By modifying a refrigerator commonly used in both research and industry, researchers at the National Institute of Standards and Technology (NIST) in the US have drastically reduced the time and energy required to cool materials to within a few degrees above absolute zero.
The scientists say their prototype device, which they are now working to commercialise with an industrial partner, could annually save an estimated 27 million watts of power, US$30 million in global electricity consumption, and enough cooling water to fill 5,000 Olympic swimming pools.
From stabilising qubits (the basic unit of information in a quantum computer) to maintaining the superconducting properties of materials and keeping NASA’s James Webb Space Telescope cool enough to observe the heavens, ultracold refrigeration is essential to the operation of many devices and sensors. For decades, the pulse tube refrigerator (PTR) has been the workhorse device for achieving temperatures as cold as the vacuum of outer space.

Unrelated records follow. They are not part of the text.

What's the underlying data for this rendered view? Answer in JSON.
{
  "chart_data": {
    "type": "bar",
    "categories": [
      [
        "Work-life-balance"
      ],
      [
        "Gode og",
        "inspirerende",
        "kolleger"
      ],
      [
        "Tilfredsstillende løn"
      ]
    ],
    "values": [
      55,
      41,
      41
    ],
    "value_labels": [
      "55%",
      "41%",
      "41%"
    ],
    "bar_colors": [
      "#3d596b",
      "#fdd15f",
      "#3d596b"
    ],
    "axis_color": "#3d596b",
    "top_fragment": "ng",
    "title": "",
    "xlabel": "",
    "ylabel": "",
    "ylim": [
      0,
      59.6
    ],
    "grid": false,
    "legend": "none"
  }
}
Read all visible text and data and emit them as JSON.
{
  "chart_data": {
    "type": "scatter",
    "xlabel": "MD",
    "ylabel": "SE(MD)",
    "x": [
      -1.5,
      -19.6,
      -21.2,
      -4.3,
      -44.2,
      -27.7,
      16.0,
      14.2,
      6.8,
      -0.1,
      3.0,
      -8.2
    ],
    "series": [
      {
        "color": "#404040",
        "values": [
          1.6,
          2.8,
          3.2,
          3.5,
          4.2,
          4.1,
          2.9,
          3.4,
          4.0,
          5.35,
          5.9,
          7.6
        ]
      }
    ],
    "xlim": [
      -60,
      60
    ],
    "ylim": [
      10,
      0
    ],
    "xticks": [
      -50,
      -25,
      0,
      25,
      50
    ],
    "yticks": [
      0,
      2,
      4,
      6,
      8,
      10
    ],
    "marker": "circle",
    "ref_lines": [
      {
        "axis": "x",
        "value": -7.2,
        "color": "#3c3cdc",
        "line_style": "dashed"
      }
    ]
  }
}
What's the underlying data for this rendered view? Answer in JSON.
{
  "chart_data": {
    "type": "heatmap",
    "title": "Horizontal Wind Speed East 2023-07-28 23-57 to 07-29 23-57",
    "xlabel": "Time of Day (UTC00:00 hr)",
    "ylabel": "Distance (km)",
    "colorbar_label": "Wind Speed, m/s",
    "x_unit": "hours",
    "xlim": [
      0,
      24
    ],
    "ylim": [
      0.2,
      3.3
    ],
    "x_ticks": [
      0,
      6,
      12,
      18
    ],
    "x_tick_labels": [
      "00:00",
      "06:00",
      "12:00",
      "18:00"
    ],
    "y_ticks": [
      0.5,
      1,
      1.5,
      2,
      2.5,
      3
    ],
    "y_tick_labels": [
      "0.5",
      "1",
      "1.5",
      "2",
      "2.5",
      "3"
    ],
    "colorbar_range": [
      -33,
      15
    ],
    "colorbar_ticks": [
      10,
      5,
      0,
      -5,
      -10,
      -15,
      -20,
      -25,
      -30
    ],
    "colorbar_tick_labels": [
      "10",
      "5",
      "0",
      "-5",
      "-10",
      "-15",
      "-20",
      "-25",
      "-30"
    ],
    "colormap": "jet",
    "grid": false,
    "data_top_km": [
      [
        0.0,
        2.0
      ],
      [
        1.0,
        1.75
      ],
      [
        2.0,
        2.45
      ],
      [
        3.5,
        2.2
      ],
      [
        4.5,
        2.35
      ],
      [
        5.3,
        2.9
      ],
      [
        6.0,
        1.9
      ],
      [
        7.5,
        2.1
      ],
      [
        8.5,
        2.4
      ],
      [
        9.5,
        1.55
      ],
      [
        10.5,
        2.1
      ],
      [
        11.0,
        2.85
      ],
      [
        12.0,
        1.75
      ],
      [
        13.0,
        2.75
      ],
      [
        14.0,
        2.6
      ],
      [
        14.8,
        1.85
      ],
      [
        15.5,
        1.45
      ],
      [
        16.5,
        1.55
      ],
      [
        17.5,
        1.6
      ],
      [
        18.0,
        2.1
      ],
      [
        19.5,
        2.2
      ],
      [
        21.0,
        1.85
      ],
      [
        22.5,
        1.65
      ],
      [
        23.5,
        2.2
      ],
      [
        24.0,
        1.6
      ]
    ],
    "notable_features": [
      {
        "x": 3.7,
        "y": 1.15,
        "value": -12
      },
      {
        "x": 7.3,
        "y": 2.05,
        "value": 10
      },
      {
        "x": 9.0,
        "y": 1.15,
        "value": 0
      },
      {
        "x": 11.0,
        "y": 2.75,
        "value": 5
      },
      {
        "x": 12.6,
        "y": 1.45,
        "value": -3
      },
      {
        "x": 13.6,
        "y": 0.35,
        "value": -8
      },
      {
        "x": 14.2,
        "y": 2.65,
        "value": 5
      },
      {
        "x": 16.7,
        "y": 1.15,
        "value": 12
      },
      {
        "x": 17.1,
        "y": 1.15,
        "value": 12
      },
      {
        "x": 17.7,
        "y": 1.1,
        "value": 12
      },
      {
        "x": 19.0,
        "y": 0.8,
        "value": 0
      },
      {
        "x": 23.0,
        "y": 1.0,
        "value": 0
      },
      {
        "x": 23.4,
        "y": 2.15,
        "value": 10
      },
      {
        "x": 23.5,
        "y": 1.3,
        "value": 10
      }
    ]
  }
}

These refrigerators cyclically compress (heat) and expand (cool) high pressure helium gas to achieve the “big chill,” broadly analogous to the way a household refrigerator uses the transformation of freon from liquid to vapour to remove heat. For more than 40 years, the PTR has proven its reliability, but it is also power-hungry, consuming more electricity than any other component of an ultralow temperature experiment.
The need for ultracold refrigerators will greatly expand as research on quantum computing, along with its reliance on cryogenic technology, continues to grow. With this in mind, the modified PTR could save money, electrical energy, and cooling water. In addition to supporting a burgeoning quantum economy, the device would also expedite research, as scientists would no longer have to wait days or weeks for qubits and other quantum components to cool.
The researchers, who include scientists from the University of Colorado Boulder, describe their method in an article posted online April 23 in Nature Communications.